I am always fascinated with those individuals in the United States who are convinced they are not racist, sexist, or homophobic and furthermore insist these isms are no longer an issue. I applaud those individuals. I am not one of those individuals. I am racist, sexist, homophobic and have a virtual storage shed of judgmental attitudes and opinions. I aspire to be free of all those judgements and prejudices. Yet, I daily continue to ingest them.
I began learning the rules for boxes for myself and others at a very early age. I have very early memories of intaking judgments based on gender, race, economic status and sexual orientation long before I knew what any of these terms meant. I knew by age 3 or so that one did not stop to help someone who was passed out from alcohol use/abuse “especially” if he or she was other than Caucasian. I also learned:=
· Who I was expected to be as a while male.
· I might have some Native American heritage and I had relatives who were Native American.
· No matter how inferior I felt among other Caucasian males I had certain privileges solely because I was a Caucasian male.
· Although I could play with black boys and girls as a young man my mother would give my lies more credence than she gave the truths of my black friends.
· As a male, I was to make sure my behavior was as different as possible from that attributed to females.
· I was to desire girls sexually but have serious discussions only with other males.
· In the adult world it was often the women who took charge of home making, childcare and nurturing family relationships.

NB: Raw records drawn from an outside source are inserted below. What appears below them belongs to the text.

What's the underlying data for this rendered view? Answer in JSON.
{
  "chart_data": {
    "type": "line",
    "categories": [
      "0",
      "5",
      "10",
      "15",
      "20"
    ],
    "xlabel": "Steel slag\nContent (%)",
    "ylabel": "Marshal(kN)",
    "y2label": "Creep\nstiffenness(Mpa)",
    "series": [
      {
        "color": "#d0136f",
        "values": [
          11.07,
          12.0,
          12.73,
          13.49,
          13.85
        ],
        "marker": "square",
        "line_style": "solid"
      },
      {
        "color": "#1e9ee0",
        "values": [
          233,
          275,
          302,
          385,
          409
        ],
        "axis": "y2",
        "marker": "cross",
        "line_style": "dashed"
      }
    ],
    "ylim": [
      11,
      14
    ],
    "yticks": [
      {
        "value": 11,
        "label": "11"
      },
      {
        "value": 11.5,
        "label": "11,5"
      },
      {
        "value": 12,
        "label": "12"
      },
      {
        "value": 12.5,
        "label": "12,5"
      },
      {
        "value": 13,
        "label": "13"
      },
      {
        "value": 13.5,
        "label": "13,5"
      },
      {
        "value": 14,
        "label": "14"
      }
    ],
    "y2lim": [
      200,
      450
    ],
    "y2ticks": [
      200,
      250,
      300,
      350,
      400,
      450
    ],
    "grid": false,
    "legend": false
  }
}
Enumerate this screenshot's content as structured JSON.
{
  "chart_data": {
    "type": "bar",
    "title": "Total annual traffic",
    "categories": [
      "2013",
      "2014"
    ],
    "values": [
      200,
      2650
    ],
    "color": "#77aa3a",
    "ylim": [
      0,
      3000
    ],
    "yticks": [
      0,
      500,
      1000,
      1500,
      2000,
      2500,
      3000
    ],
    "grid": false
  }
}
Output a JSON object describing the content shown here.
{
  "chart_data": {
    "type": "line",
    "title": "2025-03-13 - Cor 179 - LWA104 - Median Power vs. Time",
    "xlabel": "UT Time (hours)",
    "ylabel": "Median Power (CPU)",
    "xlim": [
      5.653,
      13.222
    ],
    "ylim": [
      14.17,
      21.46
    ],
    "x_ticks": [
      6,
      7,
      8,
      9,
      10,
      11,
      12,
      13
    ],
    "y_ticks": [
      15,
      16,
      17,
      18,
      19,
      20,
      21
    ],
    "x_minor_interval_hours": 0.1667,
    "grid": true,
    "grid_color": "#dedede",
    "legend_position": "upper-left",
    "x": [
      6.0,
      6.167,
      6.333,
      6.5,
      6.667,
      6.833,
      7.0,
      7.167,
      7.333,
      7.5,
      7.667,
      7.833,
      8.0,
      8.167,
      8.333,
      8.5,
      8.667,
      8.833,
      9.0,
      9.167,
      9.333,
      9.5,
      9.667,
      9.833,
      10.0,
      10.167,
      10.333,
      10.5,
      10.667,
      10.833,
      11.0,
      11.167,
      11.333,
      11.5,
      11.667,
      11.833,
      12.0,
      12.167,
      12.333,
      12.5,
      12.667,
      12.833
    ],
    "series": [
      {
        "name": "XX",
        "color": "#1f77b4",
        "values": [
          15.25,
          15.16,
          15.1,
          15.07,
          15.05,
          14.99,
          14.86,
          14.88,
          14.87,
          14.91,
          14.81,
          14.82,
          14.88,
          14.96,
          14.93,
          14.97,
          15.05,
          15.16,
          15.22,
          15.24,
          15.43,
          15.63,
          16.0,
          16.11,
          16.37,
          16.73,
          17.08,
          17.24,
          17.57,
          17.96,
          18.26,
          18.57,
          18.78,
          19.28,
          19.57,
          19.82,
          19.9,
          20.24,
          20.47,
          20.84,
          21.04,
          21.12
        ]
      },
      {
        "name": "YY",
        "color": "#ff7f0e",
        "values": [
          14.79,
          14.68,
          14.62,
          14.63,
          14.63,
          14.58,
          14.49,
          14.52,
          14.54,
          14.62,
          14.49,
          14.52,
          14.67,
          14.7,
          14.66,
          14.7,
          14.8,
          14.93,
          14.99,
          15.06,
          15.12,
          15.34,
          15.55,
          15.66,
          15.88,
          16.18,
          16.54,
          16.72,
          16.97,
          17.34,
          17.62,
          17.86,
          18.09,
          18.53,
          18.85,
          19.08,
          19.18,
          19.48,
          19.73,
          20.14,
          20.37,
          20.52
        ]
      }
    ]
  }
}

· People of other races - even Native Americans which allegedly were part of our heritage - were referred to as “those people” or something more dehumanizing. Those people deserved to be successful “as long” as they stayed on their side of the track (in larger cities the dividing line might actually be the railroad track.)
· The god of the understanding of most clergy did not tolerate anything other than heterosexual, missionary position sex and then only for procreation.
· The terms used to demean other boys were terms indicating one was acting like a girl. The terms used to demean girls were terms indicating she was less than “feminine”.
· “Good people” were successful because they were independent and “pulled themselves up by their own bootstraps although nothing was said about the fact that many did not have boots let alone bootstraps.
· The good people were Caucasian, heterosexual, had a white picket fence, perhaps a back servant who one gifted with all the leftovers one did not want and expected them to be grateful, went to the right church and prayed to the right god.
I am talking about the North; not about the flagrant Southern Jim Crow laws and practices. In the north there were clearly white and black hotels, prescribed dress for women and in some places men, white and black water fountains and other supposedly “equal” but separate facilities.
Some of these obvious signs of gender, race and sexual discrimination are now absent in many places. Yet, if one is awake, there is daily evidence of racism, sexism, homophobia and classism (casteism). I do not go a day without being a witness to this reality.
It is not a question of whether any of us living in this and many other countries are racist, sexist, homophobic and classist. No one who is looking or listening to one’s own brain or the behavior of others can miss the fact. The question is if and how we will deprogram ourselves and make equality manifest reality.